The Consumer Price Index, which tracks costs for household goods and services, rose 0.2 percent compared to March, seasonally adjusted. CPI was up 2.5 percent from April 2017, putting it a half point above the Federal Reserve’s inflation target.

The monthly increase was pushed by a three percent jump in gasoline prices last month, which recouped a large part of the 4.9 percent decline posted in March, the report showed.

Shelter costs were up a more modest 0.3 percent, but that category has a much bigger impact on the headline CPI number and has been trending up in recent months.

Food prices also rose 0.3 percent in the month.

However, excluding the volatile food and energy components, “core” CPI rose just 0.1 percent and was 2.1 percent higher than the same month of last year.

The CPI results were weaker than analysts had been hoping.

But for the first four months of the year CPI is running at a 2.6 percent seasonally adjusted annual rate, while core is 2.4 percent, both a full point higher than at this point in 2017, according to Labor Department calculations.

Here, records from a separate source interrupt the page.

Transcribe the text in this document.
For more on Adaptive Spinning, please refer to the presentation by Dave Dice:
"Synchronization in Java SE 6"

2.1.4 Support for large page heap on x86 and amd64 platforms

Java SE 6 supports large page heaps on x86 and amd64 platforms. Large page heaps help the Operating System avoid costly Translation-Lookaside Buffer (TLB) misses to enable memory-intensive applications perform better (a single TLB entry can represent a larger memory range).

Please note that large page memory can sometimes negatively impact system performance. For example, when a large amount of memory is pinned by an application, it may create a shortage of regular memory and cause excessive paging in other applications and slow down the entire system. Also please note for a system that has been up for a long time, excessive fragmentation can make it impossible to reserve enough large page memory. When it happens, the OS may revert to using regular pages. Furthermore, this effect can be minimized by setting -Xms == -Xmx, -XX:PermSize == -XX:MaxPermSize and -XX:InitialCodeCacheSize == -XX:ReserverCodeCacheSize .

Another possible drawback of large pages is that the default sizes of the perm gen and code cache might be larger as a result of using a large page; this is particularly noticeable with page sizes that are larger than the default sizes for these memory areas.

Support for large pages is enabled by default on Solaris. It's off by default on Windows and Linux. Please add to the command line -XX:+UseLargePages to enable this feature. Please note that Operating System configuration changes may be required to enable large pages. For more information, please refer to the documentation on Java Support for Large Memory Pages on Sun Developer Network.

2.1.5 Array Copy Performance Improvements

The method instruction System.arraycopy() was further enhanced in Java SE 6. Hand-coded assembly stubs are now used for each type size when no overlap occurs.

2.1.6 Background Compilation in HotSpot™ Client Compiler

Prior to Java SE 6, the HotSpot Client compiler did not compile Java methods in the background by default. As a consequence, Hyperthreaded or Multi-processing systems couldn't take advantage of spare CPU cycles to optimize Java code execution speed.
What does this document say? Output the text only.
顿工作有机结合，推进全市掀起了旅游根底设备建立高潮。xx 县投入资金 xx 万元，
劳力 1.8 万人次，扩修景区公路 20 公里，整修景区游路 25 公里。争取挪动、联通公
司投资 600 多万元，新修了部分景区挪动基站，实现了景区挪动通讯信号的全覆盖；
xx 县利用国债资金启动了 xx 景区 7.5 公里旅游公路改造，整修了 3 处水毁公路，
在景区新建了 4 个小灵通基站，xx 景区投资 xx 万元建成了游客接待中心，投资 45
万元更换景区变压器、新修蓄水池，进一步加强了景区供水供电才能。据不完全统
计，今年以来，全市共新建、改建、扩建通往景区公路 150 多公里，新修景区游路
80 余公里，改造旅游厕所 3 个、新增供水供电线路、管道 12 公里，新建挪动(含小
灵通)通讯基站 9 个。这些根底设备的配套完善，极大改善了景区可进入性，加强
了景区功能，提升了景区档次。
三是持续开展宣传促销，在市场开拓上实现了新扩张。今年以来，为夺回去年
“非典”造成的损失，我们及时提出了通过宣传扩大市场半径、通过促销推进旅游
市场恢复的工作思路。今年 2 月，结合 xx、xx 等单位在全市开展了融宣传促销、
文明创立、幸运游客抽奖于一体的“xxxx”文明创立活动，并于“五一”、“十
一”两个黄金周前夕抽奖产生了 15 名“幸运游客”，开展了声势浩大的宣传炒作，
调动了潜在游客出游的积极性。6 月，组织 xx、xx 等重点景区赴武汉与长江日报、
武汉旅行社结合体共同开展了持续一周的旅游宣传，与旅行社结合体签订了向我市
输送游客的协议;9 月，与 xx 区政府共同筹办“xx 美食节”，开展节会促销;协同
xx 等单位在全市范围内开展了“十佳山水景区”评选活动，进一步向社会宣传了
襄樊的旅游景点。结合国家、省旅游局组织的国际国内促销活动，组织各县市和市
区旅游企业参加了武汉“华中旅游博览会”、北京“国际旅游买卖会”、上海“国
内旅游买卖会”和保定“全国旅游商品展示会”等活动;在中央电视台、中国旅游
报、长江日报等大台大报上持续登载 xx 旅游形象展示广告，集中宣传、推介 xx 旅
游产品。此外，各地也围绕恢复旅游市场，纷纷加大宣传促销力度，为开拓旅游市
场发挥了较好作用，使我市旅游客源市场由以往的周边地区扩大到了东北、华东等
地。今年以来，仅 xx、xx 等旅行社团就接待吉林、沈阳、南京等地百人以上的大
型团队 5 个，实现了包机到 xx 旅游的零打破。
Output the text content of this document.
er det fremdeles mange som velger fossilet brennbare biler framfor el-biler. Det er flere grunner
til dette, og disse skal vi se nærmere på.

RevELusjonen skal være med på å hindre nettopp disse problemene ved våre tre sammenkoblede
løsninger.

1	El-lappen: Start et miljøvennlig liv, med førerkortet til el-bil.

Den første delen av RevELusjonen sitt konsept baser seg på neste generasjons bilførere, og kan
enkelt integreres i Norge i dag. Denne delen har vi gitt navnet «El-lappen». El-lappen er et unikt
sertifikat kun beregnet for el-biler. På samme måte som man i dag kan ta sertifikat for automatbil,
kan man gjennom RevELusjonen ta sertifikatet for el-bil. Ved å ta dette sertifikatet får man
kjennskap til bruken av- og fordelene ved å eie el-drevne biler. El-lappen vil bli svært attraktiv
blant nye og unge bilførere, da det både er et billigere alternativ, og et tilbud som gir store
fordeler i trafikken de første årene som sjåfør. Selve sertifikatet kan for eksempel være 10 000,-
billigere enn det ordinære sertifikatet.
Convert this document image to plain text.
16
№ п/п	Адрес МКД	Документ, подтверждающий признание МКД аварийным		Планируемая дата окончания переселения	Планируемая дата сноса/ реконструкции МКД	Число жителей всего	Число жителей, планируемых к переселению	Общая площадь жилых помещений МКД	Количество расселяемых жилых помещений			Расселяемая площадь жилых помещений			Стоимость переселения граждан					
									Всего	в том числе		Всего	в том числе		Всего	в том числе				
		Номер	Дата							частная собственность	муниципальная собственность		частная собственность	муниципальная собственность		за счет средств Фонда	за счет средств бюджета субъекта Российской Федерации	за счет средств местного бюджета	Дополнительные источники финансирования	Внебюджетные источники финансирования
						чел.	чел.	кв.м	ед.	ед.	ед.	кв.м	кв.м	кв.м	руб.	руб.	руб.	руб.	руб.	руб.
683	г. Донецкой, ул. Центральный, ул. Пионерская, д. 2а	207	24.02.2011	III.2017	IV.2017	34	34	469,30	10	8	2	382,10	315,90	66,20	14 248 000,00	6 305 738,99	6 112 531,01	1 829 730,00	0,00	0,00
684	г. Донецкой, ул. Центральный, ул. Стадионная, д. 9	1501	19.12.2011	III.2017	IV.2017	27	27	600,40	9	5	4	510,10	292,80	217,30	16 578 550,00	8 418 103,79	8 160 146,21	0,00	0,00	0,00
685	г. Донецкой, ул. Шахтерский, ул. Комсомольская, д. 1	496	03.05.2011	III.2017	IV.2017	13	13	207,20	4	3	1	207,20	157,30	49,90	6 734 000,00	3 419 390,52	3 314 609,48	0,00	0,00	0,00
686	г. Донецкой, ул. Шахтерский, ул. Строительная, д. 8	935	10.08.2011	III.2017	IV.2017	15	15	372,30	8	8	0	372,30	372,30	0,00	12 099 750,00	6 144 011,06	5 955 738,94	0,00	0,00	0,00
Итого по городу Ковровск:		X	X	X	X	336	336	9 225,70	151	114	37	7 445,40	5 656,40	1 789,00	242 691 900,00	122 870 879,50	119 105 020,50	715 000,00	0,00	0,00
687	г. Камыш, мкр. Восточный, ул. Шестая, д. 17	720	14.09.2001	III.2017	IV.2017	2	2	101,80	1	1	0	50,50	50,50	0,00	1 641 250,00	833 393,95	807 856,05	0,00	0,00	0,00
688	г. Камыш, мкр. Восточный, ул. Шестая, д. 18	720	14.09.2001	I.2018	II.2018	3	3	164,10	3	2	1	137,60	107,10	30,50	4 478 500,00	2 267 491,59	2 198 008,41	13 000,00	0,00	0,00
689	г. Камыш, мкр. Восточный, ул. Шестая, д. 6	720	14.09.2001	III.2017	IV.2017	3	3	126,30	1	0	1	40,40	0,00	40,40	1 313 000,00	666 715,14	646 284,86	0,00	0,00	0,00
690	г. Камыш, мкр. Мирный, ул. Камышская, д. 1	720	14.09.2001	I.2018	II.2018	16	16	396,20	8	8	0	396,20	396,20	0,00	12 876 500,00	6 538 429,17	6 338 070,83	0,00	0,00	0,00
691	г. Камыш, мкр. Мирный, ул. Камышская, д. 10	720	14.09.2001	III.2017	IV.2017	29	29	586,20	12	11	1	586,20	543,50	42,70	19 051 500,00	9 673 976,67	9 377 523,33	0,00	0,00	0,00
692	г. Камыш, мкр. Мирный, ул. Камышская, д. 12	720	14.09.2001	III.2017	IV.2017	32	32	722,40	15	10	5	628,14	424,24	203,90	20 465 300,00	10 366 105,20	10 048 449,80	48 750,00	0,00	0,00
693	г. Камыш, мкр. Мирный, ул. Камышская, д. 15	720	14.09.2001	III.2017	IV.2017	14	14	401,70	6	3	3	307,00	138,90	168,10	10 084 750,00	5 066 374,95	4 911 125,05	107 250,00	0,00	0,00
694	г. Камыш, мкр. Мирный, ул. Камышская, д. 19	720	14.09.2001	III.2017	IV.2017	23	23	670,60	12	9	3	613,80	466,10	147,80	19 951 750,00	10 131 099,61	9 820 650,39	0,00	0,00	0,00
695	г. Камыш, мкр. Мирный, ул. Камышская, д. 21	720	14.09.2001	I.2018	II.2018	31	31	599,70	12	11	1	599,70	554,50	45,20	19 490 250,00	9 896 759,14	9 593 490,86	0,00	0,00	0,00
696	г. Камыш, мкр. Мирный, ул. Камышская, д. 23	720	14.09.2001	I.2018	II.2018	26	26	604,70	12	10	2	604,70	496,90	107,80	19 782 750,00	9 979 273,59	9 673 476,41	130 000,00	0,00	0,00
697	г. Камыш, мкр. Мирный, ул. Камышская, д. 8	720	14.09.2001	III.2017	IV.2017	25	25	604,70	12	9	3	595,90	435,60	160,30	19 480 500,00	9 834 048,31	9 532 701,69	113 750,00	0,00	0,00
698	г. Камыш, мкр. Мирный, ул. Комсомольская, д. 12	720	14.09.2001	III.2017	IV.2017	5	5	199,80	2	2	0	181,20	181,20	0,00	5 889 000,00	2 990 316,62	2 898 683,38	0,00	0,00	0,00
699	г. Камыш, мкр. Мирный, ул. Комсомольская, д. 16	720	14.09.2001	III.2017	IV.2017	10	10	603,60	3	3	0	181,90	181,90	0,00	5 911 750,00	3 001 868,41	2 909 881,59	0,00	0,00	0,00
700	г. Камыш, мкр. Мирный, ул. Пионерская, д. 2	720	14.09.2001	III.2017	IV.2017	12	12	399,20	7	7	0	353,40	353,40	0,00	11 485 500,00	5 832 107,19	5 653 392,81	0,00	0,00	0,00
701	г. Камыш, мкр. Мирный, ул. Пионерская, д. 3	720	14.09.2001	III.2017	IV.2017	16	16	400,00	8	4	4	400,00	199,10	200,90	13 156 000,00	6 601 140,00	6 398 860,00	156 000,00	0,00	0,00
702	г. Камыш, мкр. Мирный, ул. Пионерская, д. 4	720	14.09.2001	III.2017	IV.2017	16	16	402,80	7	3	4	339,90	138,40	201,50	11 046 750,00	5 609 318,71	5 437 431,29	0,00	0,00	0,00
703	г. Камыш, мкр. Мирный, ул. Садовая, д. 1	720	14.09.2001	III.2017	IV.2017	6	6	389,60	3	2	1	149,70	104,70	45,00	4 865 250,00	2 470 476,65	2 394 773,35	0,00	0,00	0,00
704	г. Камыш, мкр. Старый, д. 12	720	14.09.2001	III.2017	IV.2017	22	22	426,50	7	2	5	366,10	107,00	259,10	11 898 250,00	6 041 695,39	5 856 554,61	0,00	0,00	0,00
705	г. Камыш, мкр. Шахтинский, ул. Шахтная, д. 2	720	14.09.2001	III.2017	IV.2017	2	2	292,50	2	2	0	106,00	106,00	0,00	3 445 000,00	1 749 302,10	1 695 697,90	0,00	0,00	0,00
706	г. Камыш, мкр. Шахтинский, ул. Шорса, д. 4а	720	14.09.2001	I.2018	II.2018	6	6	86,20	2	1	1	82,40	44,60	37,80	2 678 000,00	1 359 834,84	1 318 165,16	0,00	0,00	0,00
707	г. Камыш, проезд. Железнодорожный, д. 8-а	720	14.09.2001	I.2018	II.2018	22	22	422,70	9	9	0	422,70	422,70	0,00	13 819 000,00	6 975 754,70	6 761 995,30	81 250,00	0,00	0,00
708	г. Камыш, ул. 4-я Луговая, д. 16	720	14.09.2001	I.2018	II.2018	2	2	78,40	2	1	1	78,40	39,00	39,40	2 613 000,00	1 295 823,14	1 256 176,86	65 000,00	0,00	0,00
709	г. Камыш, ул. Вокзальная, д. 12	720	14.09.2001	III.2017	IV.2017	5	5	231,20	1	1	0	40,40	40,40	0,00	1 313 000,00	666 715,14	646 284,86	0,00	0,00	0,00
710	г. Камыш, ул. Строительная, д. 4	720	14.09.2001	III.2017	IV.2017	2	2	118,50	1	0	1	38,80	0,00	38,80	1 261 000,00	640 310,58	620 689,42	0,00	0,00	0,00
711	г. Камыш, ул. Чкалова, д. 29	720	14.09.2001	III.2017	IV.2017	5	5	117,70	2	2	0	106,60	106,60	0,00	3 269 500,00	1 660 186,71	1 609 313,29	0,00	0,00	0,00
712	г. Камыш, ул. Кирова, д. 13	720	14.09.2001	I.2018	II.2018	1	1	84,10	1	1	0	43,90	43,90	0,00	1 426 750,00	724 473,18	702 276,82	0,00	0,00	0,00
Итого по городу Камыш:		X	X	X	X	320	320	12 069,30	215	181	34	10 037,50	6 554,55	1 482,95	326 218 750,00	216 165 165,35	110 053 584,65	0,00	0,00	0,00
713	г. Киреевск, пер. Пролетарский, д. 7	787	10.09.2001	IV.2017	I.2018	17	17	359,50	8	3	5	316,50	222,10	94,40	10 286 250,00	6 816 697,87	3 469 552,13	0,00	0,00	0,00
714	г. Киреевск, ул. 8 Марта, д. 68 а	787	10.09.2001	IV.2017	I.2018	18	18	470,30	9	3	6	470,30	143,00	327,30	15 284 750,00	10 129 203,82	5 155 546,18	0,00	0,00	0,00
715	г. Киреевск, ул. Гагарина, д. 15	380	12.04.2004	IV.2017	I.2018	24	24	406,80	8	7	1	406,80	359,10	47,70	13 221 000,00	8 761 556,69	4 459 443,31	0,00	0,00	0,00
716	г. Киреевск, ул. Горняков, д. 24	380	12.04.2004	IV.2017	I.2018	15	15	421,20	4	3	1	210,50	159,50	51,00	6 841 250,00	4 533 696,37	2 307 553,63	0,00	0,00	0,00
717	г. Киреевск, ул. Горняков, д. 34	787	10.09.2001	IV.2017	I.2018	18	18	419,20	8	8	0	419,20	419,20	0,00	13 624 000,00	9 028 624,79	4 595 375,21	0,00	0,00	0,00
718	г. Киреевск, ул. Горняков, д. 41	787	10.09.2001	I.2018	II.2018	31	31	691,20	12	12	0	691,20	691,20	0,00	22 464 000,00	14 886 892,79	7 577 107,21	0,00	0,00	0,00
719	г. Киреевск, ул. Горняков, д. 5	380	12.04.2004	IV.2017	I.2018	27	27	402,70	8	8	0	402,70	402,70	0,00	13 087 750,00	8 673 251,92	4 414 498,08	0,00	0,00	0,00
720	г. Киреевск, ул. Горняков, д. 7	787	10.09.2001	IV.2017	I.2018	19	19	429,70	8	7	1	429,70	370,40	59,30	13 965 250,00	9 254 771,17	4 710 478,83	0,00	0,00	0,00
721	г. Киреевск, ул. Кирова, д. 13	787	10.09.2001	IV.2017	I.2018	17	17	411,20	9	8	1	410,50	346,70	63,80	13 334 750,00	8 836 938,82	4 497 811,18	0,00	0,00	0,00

Meanwhile, wage data showed hourly earnings, adjusted for inflation, were flat in the month.

Fed policy-makers closely watch wage and price data to decide when to raise interest rates, although they focus on a different inflation indicator, the Personal Consumption Expenditures price index.

But the CPI remains an important benchmark and the April price data could calm Wall Street, which has been on edge about the possibility the Fed could raise interest rates more aggressively.

They might be cheered by one data point in the CPI report: the cost of whiskey at home fell 0.3 percent in April.